Teaching Creative Writing - February (Rescheduled to MAY)
Show don’t tell: feminist pedagogy in the creative writing classroom
Kate Moorhead
Thursday 6 May | 11am-12.30pm | Zoom
UEA lecturer Kate Moorhead presents her research into feminist pedagogy and how it can be applied in the classroom, including walking through exercises designed to ‘acknowledge and validate the plurality of individual experiences.’

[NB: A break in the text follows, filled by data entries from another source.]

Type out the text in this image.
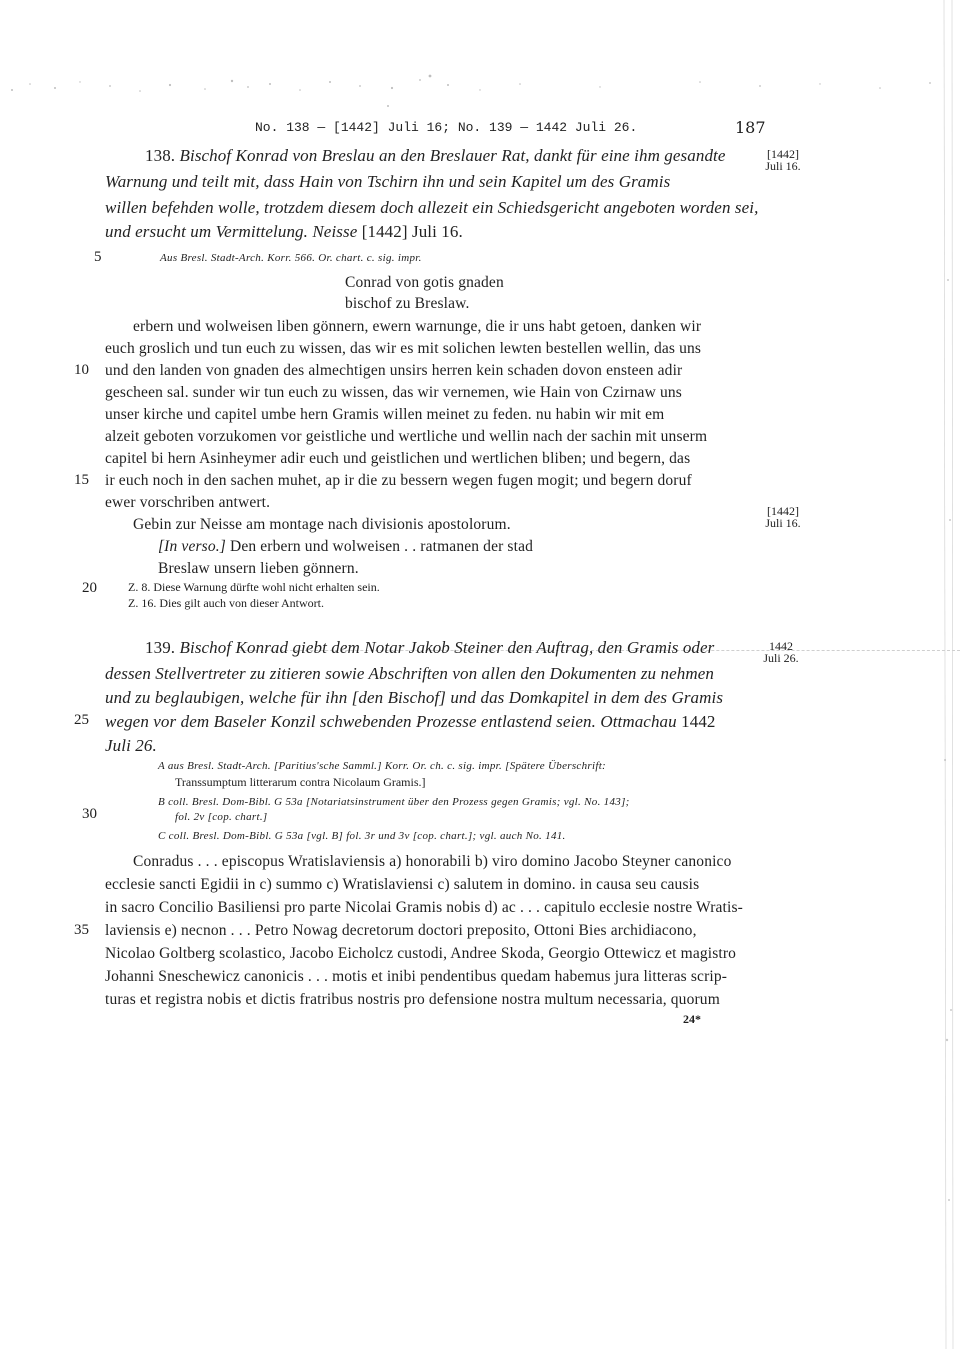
No. 138 — [1442] Juli 16; No. 139 — 1442 Juli 26.	187
138. Bischof Konrad von Breslau an den Breslauer Rat, dankt für eine ihm gesandte
Warnung und teilt mit, dass Hain von Tschirn ihn und sein Kapitel um des Gramis
willen befehden wolle, trotzdem diesem doch allezeit ein Schiedsgericht angeboten worden sei,
und ersucht um Vermittelung. Neisse [1442] Juli 16.
[1442]
Juli 16.
5	Aus Bresl. Stadt-Arch. Korr. 566. Or. chart. c. sig. impr.
Conrad von gotis gnaden
bischof zu Breslaw.
erbern und wolweisen liben gönnern, ewern warnunge, die ir uns habt getoen, danken wir
euch groslich und tun euch zu wissen, das wir es mit solichen lewten bestellen wellin, das uns
10 und den landen von gnaden des almechtigen unsirs herren kein schaden dovon ensteen adir
gescheen sal. sunder wir tun euch zu wissen, das wir vernemen, wie Hain von Czirnaw uns
unser kirche und capitel umbe hern Gramis willen meinet zu feden. nu habin wir mit em
alzeit geboten vorzukomen vor geistliche und wertliche und wellin nach der sachin mit unserm
capitel bi hern Asinheymer adir euch und geistlichen und wertlichen bliben; und begern, das
15 ir euch noch in den sachen muhet, ap ir die zu bessern wegen fugen mogit; und begern doruf
ewer vorschriben antwert.
Gebin zur Neisse am montage nach divisionis apostolorum.
[1442]
Juli 16.
[In verso.] Den erbern und wolweisen . . ratmanen der stad
Breslaw unsern lieben gönnern.
20	Z. 8. Diese Warnung dürfte wohl nicht erhalten sein.
Z. 16. Dies gilt auch von dieser Antwort.
139. Bischof Konrad giebt dem Notar Jakob Steiner den Auftrag, den Gramis oder
dessen Stellvertreter zu zitieren sowie Abschriften von allen den Dokumenten zu nehmen
und zu beglaubigen, welche für ihn [den Bischof] und das Domkapitel in dem des Gramis
25 wegen vor dem Baseler Konzil schwebenden Prozesse entlastend seien. Ottmachau 1442
Juli 26.
1442
Juli 26.
A aus Bresl. Stadt-Arch. [Paritius'sche Samml.] Korr. Or. ch. c. sig. impr. [Spätere Überschrift:
Transsumptum litterarum contra Nicolaum Gramis.]
B coll. Bresl. Dom-Bibl. G 53a [Notariatsinstrument über den Prozess gegen Gramis; vgl. No. 143];
30	fol. 2v [cop. chart.]
C coll. Bresl. Dom-Bibl. G 53a [vgl. B] fol. 3r und 3v [cop. chart.]; vgl. auch No. 141.
Conradus . . . episcopus Wratislaviensis a) honorabili b) viro domino Jacobo Steyner canonico
ecclesie sancti Egidii in c) summo c) Wratislaviensi c) salutem in domino. in causa seu causis
in sacro Concilio Basiliensi pro parte Nicolai Gramis nobis d) ac . . . capitulo ecclesie nostre Wratis-
35 laviensis e) necnon . . . Petro Nowag decretorum doctori preposito, Ottoni Bies archidiacono,
Nicolao Goltberg scolastico, Jacobo Eicholcz custodi, Andree Skoda, Georgio Ottewicz et magistro
Johanni Sneschewicz canonicis . . . motis et inibi pendentibus quedam habemus jura litteras scrip-
turas et registra nobis et dictis fratribus nostris pro defensione nostra multum necessaria, quorum
24*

Kate Moorhead is a Lecturer in Creative Writing on the undergraduate English Literature and Creative Writing degree programme. She originally came to UEA as a study abroad student from Temple University in Philadelphia, where she earned her BA in English in 2005. She went on to complete an MA in Prose Fiction at UEA in 2007 before publishing her first novel, The First Law of Motion in the US with St Martin's Press in 2009. Kate also holds a PG Certificate in Higher Education Practice, is a fellow of the Higher Education Academy, and is currently studying for a second MA in Education Practice and Research in UEA's school of Education.
Series Overview
Creative writers teach in schools, universities and the community, on retreats, in theatres and in workshops. Teaching is often a key part of a writer’s career, and there are rich possibilities creative arts education across a huge range of contexts. But how do you teach creative writing? Can you? This series offers anyone considering teaching creative writing as part of their career development the opportunity to look in detail at the theory and practice of creative writing pedagogy in a variety of institutional and community settings.
The series will address the historical principles and contemporary critiques of creative writing pedagogy, and how these are responding to wider institutional and societal developments. It will consider in detail the theory and practice of employing these pedagogical skills both within and outside higher education. Attendees will be invited to reflect on future possibilities and challenges for the development of creative writing teaching, enabling a deeper awareness and knowledge of creative writing as a subject of study, a future career, and a creative practice.
Students are not expected to attend all the sessions, but the series has been designed to allow for an arc of learning from theoretical principles to practical engagement.
The sessions will take place online once a month for the 2020/21 academic year.